Funny Tweeter

Your daily dose of unadulterated funny tweets

Page of Laser_Cat's best tweets

@Laser_Cat : When you die your voice gets added to the Big Bang Theory laugh track.

@Laser_Cat: You can buy live bees. You can have them delivered anywhere you want. It's like $6. The internet doesn't make behaving very easy.

@Laser_Cat: Most genies won't tell you in advance, but sour cream is a separate wish from nachos.

@Laser_Cat: The UPS guy never wants to wrestle so I'm thinking about trying FedEx.

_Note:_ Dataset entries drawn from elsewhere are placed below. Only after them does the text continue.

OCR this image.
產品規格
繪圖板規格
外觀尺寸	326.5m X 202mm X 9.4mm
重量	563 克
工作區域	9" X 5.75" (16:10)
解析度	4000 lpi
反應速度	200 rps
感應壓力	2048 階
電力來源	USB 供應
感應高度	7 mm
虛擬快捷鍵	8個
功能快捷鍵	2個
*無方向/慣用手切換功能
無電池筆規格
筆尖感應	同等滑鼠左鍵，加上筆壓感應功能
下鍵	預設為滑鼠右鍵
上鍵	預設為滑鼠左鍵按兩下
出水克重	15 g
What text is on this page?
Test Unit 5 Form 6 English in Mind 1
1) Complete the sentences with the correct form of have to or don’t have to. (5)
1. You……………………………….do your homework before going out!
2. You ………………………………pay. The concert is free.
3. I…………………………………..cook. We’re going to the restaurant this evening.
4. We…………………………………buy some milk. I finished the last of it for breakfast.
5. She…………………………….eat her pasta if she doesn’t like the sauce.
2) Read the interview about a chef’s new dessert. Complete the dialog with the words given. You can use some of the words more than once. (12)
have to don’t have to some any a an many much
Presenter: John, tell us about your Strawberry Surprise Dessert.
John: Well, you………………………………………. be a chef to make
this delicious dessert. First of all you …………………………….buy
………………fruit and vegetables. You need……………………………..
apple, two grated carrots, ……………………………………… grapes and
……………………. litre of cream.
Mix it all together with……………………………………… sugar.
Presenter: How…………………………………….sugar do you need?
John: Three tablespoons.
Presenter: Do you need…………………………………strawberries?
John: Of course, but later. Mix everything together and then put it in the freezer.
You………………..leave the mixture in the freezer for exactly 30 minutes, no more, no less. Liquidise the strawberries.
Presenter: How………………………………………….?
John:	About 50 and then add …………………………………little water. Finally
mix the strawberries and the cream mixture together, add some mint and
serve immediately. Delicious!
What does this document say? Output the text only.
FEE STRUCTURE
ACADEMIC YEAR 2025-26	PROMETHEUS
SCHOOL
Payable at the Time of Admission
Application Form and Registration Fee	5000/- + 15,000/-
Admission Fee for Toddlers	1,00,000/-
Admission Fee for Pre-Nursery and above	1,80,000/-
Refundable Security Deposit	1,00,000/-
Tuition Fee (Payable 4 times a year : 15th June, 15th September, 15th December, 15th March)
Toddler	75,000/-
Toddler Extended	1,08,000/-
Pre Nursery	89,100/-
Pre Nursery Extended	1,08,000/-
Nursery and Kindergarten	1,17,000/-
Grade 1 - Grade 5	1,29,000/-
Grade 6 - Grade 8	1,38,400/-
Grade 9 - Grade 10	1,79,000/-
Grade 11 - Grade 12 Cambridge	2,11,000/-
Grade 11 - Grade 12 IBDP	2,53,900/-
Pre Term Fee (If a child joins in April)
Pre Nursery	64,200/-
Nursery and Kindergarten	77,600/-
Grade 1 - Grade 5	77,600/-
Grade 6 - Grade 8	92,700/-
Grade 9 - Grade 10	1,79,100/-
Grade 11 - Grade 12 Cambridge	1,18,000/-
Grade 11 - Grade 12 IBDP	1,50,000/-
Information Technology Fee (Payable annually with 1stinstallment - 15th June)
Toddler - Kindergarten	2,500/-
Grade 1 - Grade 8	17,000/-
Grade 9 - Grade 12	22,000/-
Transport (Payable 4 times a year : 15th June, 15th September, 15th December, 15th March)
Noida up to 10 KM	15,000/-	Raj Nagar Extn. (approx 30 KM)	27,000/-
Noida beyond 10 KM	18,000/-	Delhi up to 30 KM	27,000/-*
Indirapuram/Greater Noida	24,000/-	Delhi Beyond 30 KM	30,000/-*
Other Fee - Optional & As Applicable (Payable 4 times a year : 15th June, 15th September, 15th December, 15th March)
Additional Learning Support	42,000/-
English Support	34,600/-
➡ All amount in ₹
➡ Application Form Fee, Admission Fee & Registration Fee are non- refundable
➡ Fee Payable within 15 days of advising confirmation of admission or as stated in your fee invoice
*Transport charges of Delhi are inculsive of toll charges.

@Laser_Cat: "You're going out with that boy again? He's no good."

"Relax, grandma."

*furiously knits a condom*

"Grandma, that's not how it works."

@Laser_Cat: If you subtract all the sex robots those NASA nerds built, the moon landing only cost like eighty dollars.

@Laser_Cat: Congratulations, Mrs. Smith. You have a healthy baby clown. Oh look, twins! Triplets! Somebody get a camera. Four, five, six...

@Laser_Cat: If Skyrim has taught me anything, it's that you should always check people's urns for gold. Don't be afraid. Pull grandma off the mantle.

@Laser_Cat: God: Build me an ark.

Noah: A what?

God *pinching his nose*: A big boat.

Noah *looking around the desert*: A what?